Ho alcune cose in via di sviluppo, ma niente a breve scadenza. Mi piacerebbe però. Una delle idee è di sviluppare un tema molto discusso in Italia, quello dei lavoratori stranieri immigrati. Un tema che era anche in Solino di Fatih Akin, dove due attori tedeschi (Barnaby Metschurat e Moritz Bleibtreu) interpretavano i figli di un italiano emigrato negli anni ’70, o in Pane e cioccolata con Nino Manfredi.  

Per Labyrinth of Lies ha stretto un accordo con Universal e Sony Pictures Classic per la distribuzione in Europa e negli Usa. E in Italia?

In Italia è stato venduto alla Good Films. L’interesse è nato già a Cannes, solo grazie al trailer e al copione. 

Potrebbe essere un buon viatico per vederla lavorare anche da noi…

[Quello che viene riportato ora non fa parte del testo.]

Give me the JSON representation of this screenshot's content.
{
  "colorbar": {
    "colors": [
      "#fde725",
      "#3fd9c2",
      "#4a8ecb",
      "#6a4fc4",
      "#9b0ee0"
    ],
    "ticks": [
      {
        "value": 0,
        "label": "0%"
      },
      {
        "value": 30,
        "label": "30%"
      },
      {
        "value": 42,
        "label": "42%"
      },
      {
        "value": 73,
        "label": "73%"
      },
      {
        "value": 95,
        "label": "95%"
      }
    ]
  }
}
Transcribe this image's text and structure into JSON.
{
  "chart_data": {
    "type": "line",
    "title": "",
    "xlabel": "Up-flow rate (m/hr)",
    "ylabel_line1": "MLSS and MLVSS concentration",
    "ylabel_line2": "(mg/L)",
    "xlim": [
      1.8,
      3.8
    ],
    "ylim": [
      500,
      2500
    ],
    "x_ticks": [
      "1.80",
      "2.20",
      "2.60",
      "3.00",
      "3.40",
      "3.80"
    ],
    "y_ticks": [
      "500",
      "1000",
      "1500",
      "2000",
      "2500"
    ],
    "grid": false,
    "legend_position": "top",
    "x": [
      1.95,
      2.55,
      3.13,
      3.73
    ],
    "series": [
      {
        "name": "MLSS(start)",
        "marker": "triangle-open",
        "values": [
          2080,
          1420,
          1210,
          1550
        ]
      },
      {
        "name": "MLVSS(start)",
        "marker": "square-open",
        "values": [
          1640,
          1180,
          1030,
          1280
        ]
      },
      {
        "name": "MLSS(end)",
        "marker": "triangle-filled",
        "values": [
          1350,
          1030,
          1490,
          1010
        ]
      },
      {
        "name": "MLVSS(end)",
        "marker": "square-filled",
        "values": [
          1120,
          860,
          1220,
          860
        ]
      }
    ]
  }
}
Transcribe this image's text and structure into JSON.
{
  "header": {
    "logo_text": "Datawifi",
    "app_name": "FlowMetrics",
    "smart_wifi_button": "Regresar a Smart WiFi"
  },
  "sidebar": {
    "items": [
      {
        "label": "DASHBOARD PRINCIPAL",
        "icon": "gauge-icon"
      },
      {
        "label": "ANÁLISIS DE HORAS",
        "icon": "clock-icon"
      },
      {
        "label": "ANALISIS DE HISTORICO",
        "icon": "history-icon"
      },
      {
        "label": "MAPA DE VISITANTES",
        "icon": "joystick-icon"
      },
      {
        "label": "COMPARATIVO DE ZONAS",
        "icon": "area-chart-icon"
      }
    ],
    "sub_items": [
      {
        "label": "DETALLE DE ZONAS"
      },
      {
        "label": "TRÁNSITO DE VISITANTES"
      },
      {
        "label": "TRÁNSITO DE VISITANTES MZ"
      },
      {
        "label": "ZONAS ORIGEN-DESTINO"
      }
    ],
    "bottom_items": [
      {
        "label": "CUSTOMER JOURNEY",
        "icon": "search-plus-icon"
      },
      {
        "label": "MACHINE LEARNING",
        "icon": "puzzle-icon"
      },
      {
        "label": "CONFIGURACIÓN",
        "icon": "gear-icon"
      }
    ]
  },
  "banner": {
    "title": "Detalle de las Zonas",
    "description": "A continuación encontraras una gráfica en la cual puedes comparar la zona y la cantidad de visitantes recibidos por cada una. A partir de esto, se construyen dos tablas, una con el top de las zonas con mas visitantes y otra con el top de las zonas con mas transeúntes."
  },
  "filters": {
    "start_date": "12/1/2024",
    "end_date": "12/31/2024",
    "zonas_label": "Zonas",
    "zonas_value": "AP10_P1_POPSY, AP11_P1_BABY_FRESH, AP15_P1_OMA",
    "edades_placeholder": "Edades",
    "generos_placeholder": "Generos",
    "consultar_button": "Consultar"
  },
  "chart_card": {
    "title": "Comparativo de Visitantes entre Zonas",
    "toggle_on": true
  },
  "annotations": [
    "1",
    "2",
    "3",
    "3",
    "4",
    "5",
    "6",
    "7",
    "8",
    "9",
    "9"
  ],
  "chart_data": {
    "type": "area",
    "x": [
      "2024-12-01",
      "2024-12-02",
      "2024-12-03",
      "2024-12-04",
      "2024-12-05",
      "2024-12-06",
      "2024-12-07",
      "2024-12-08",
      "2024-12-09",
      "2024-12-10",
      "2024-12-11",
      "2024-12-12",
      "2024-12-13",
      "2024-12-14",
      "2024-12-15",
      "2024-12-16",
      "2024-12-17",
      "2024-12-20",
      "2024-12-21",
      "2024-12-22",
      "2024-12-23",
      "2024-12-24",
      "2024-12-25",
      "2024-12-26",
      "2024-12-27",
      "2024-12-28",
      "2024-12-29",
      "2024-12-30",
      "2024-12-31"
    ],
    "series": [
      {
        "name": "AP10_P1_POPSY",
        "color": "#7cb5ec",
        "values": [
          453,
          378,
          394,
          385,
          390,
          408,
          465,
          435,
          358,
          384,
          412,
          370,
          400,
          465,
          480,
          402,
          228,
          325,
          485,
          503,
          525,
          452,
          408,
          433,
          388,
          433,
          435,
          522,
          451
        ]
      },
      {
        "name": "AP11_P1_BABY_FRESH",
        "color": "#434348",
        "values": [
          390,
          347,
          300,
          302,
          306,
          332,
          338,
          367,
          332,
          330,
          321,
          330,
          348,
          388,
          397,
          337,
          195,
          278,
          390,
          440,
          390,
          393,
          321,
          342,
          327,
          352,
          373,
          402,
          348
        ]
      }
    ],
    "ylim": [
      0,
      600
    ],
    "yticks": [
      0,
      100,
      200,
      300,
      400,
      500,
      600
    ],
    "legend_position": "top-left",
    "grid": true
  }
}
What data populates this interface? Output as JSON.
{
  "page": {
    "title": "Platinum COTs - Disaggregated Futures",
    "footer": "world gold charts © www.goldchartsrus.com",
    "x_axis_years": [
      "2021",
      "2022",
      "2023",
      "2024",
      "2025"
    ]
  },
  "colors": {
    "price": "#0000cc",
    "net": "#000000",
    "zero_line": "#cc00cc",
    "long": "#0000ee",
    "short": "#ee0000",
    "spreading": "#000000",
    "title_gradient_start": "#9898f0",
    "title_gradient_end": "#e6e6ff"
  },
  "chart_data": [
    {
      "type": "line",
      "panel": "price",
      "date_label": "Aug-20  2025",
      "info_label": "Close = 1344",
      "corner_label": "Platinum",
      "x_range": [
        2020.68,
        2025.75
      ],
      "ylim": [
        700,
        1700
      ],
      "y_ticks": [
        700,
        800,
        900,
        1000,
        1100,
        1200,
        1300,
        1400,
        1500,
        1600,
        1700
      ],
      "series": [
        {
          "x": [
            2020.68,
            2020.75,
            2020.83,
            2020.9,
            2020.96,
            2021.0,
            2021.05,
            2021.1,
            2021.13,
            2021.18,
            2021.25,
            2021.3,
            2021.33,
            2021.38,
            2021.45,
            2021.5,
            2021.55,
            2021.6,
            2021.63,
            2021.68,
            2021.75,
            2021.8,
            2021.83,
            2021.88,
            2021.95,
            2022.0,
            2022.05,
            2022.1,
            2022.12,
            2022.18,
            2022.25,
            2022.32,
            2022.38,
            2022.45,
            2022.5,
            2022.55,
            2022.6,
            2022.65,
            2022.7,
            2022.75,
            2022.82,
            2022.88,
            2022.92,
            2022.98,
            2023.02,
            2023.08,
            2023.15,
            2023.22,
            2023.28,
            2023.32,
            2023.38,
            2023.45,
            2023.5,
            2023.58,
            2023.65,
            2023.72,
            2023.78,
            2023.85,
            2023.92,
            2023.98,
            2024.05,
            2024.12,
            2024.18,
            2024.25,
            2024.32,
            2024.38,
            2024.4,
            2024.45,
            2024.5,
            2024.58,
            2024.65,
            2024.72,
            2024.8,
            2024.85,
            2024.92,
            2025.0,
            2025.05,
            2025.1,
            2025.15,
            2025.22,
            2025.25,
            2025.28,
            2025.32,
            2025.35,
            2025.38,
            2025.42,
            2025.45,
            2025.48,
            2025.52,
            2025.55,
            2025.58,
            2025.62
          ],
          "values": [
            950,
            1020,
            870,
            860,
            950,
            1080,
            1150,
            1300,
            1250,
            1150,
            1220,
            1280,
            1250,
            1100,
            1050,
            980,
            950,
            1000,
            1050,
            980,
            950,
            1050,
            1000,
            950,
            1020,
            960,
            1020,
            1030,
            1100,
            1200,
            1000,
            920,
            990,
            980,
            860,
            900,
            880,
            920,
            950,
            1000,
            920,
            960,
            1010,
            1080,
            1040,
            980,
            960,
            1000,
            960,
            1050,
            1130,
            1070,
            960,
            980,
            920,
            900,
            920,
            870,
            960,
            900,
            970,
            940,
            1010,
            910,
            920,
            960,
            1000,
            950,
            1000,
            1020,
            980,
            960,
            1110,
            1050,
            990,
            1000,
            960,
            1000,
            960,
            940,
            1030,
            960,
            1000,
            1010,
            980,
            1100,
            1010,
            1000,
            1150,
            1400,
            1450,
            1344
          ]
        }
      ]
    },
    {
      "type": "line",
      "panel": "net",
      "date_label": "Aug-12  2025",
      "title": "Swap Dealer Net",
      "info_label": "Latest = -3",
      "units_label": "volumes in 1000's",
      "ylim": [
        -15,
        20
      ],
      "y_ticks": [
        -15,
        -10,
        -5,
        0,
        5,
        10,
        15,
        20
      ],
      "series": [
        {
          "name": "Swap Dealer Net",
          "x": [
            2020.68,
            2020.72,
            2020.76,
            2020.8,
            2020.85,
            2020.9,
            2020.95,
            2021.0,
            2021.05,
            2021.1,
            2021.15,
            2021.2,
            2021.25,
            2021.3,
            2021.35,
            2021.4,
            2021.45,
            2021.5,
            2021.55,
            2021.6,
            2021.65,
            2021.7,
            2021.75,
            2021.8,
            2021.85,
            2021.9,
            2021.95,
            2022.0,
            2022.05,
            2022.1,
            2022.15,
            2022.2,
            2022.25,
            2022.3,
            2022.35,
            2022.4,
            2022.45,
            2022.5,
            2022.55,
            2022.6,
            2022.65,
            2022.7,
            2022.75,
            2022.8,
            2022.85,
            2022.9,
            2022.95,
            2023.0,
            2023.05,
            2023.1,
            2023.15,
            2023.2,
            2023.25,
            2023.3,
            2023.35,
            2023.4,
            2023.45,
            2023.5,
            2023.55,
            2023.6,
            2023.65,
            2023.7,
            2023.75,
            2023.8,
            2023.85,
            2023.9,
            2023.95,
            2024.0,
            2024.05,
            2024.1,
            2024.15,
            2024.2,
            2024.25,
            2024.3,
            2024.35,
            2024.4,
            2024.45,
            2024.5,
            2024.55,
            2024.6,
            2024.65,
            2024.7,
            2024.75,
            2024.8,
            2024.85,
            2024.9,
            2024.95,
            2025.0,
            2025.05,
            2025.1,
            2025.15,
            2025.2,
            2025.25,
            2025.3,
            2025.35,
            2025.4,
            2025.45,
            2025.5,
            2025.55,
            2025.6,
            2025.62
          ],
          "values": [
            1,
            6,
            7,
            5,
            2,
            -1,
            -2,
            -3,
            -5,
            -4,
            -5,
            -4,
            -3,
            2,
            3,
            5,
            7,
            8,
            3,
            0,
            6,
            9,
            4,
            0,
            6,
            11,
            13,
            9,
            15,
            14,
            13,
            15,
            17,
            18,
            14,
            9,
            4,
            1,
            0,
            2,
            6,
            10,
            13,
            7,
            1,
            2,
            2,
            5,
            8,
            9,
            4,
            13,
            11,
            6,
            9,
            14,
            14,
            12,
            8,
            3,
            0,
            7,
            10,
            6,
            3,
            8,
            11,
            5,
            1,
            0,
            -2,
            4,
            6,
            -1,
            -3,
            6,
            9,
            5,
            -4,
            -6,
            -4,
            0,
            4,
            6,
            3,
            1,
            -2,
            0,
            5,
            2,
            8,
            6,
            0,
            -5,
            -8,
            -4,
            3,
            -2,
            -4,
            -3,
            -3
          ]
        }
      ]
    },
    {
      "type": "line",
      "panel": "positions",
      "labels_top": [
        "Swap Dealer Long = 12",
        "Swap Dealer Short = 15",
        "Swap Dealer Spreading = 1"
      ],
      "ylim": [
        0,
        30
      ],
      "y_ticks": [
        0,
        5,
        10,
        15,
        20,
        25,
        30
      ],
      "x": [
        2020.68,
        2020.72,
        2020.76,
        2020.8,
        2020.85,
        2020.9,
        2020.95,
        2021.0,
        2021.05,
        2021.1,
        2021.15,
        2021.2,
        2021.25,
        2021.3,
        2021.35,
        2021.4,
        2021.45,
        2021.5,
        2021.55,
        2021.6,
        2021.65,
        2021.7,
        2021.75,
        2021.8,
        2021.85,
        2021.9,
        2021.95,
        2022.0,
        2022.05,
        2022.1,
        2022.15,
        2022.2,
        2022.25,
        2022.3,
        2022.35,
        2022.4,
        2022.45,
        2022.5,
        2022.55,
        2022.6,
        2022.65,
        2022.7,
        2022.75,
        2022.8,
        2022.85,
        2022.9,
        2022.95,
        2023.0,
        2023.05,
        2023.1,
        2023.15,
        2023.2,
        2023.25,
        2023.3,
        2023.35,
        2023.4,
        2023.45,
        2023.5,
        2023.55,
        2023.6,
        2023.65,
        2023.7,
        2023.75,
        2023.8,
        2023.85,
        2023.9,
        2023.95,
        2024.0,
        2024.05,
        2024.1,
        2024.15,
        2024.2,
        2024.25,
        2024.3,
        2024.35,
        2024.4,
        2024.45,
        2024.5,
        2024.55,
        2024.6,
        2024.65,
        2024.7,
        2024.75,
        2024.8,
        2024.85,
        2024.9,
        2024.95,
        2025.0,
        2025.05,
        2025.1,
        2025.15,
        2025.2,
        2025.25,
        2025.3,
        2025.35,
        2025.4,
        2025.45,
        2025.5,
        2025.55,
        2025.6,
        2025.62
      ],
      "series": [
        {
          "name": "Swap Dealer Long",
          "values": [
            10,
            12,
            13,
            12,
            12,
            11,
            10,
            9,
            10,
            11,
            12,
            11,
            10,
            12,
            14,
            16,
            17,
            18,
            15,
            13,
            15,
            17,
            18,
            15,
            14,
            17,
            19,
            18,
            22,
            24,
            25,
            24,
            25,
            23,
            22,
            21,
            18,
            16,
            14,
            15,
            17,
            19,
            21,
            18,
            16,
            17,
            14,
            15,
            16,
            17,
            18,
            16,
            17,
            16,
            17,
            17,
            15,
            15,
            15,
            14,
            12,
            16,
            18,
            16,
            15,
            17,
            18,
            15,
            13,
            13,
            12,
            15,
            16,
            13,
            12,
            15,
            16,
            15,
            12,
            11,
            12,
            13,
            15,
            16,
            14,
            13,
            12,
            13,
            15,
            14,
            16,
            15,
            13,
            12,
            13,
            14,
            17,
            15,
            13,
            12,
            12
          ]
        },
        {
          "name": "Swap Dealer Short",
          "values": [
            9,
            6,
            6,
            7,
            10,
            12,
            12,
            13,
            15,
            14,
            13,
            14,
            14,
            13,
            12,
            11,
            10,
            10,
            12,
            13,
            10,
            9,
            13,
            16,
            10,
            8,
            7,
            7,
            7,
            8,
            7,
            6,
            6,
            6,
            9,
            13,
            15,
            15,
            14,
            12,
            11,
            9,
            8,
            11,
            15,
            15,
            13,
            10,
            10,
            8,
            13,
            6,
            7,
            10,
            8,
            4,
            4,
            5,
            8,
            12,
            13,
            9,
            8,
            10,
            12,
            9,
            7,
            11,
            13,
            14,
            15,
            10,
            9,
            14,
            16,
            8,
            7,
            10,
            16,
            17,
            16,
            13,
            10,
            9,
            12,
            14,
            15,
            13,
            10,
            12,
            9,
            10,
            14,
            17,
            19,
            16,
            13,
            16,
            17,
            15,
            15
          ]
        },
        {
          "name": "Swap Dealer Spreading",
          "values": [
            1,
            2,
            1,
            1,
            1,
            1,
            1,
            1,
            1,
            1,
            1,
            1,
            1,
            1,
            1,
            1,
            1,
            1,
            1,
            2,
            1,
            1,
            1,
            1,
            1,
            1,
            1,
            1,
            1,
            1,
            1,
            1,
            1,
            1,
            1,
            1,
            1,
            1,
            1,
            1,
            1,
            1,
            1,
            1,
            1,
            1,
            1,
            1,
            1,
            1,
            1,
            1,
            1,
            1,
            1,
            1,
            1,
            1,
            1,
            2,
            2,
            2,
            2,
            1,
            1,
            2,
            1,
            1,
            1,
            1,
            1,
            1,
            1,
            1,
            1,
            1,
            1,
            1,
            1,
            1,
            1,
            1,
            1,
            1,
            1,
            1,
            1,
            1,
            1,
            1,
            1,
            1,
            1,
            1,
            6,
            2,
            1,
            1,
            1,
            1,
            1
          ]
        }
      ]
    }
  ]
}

Dipende. Non lo so. Non credo che il cinema italiano aspetti Giulio Ricciarelli. Il cinema oggi è una torta che diventa sempre più piccola, e tutti vogliono mangiare una fetta. Ogni ora passata su facebook, ogni ora spesa a guardare in streaming sono sottratte al cinema. 

A cosa si dedicherà ora?

Ho un’idea da realizzare in Germania, ma anche una per l’Italia. Una storia che ricorda Il Postino tratta dal libro di uno scrittore italiano, ma preferisco non dire nulla.